Publié le 16/10/2023
« Non-assistance généralisée à personnes en danger » : l’alerte de l’AFM et de l’APF

Paris, le lundi 16 octobre 2023
– L’AFM-Téléthon et l’APF France handicap ont saisi la Défenseure des droits pour mise en danger de la vie d’autrui et non-assistance généralisée à personnes en danger. Elles souhaitent ainsi alerter sur la situation dramatique des personnes en situation de grande dépendance en France et de leurs aidants familiaux.
« Faut-il une vague de “morts à domicile” pour que l’État et les conseils départementaux réagissent ? », s’emportent les deux associations dans un communiqué publié le 3 octobre dernier, quelques jours seulement avant la 14ème journée nationale des aidants. Elles dénoncent essentiellement une carence extrêmement importante d’aides-soignants à domicile.
« Je suis à bout »
« J’ai dû passer la nuit dans mon fauteuil roulant », « je suis à bout », « ma mère n’a plus de vie sociale »… Ce ne sont que quelques témoignages pris au hasard qui ont été adressés aux associations par les personnes concernées ou par leurs familles. Des propos qui « font écho à une situation dont la détérioration s’accélère de jour en jour et met en danger la vie des personnes les plus dépendantes qui vivent à domicile ».
Comme le rappellent les deux associations, les personnes en situation de grande dépendance ont par définition un besoin important d’assistance dans leur vie quotidienne, aussi bien pour la réalisation de nombreux gestes que pour assurer leur sécurité et leur bien-être. Or, depuis plusieurs mois, les métiers de l’aide à domicile traversent une grave crise de recrutement de « personnel compétent, formé et stable », souligne APF France handicap. Surtout, l’association rappelle que « la solidarité familiale, quand elle existe, ne peut se substituer indéfiniment à la solidarité nationale ».

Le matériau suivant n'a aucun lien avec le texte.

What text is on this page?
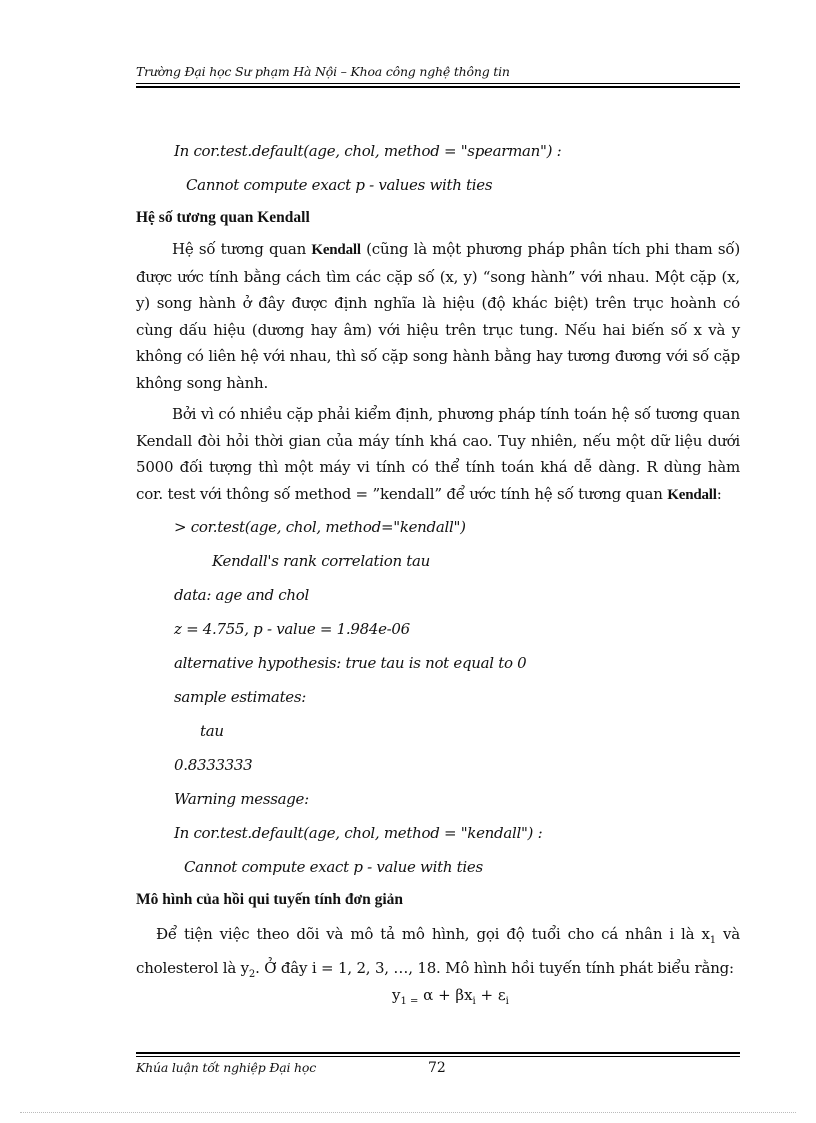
Trường Đại học Sư phạm Hà Nội – Khoa công nghệ thông tin
In cor.test.default(age, chol, method = "spearman") :
Cannot compute exact p - values with ties
Hệ số tương quan Kendall
Hệ số tương quan Kendall (cũng là một phương pháp phân tích phi tham số) được ước tính bằng cách tìm các cặp số (x, y) “song hành” với nhau. Một cặp (x, y) song hành ở đây được định nghĩa là hiệu (độ khác biệt) trên trục hoành có cùng dấu hiệu (dương hay âm) với hiệu trên trục tung. Nếu hai biến số x và y không có liên hệ với nhau, thì số cặp song hành bằng hay tương đương với số cặp không song hành.
Bởi vì có nhiều cặp phải kiểm định, phương pháp tính toán hệ số tương quan Kendall đòi hỏi thời gian của máy tính khá cao. Tuy nhiên, nếu một dữ liệu dưới 5000 đối tượng thì một máy vi tính có thể tính toán khá dễ dàng. R dùng hàm cor. test với thông số method = ”kendall” để ước tính hệ số tương quan Kendall:
> cor.test(age, chol, method="kendall")
Kendall's rank correlation tau
data: age and chol
z = 4.755, p - value = 1.984e-06
alternative hypothesis: true tau is not equal to 0
sample estimates:
tau
0.8333333
Warning message:
In cor.test.default(age, chol, method = "kendall") :
Cannot compute exact p - value with ties
Mô hình của hồi qui tuyến tính đơn giản
Để tiện việc theo dõi và mô tả mô hình, gọi độ tuổi cho cá nhân i là $x_1$ và cholesterol là $y_2$. Ở đây i = 1, 2, 3, …, 18. Mô hình hồi tuyến tính phát biểu rằng:
$y_{1 =}$ $\alpha + \beta x_i + \varepsilon_i$
Khúa luận tốt nghiệp Đại học	72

La France, en retard culturel sur la place des personnes en situation de handicap ?
Pour les deux associations, les causes de cette crise sont connues, mais ont été ignorées par les pouvoirs publics. Elles évoquent ainsi, en particulier, le sous-financement public des besoins en aide humaine, les insuffisances de tarifications des prestations, la faiblesse de la rémunération des salariés, le manque de valorisation sociale de ces métiers… Elles insistent également sur le « retard culturel de la France sur la place des personnes en situation de handicap et sur le rôle de celles et ceux qui les accompagnent ».
Les conséquences sont graves et préoccupantes, aussi bien pour les personnes concernées que pour leurs proches. La pénurie d’aides à domicile provoque une mise en danger des personnes en situation de handicap et les prive du droit fondamental à vivre dignement et à choisir leur mode de vie, regrettent les deux associations.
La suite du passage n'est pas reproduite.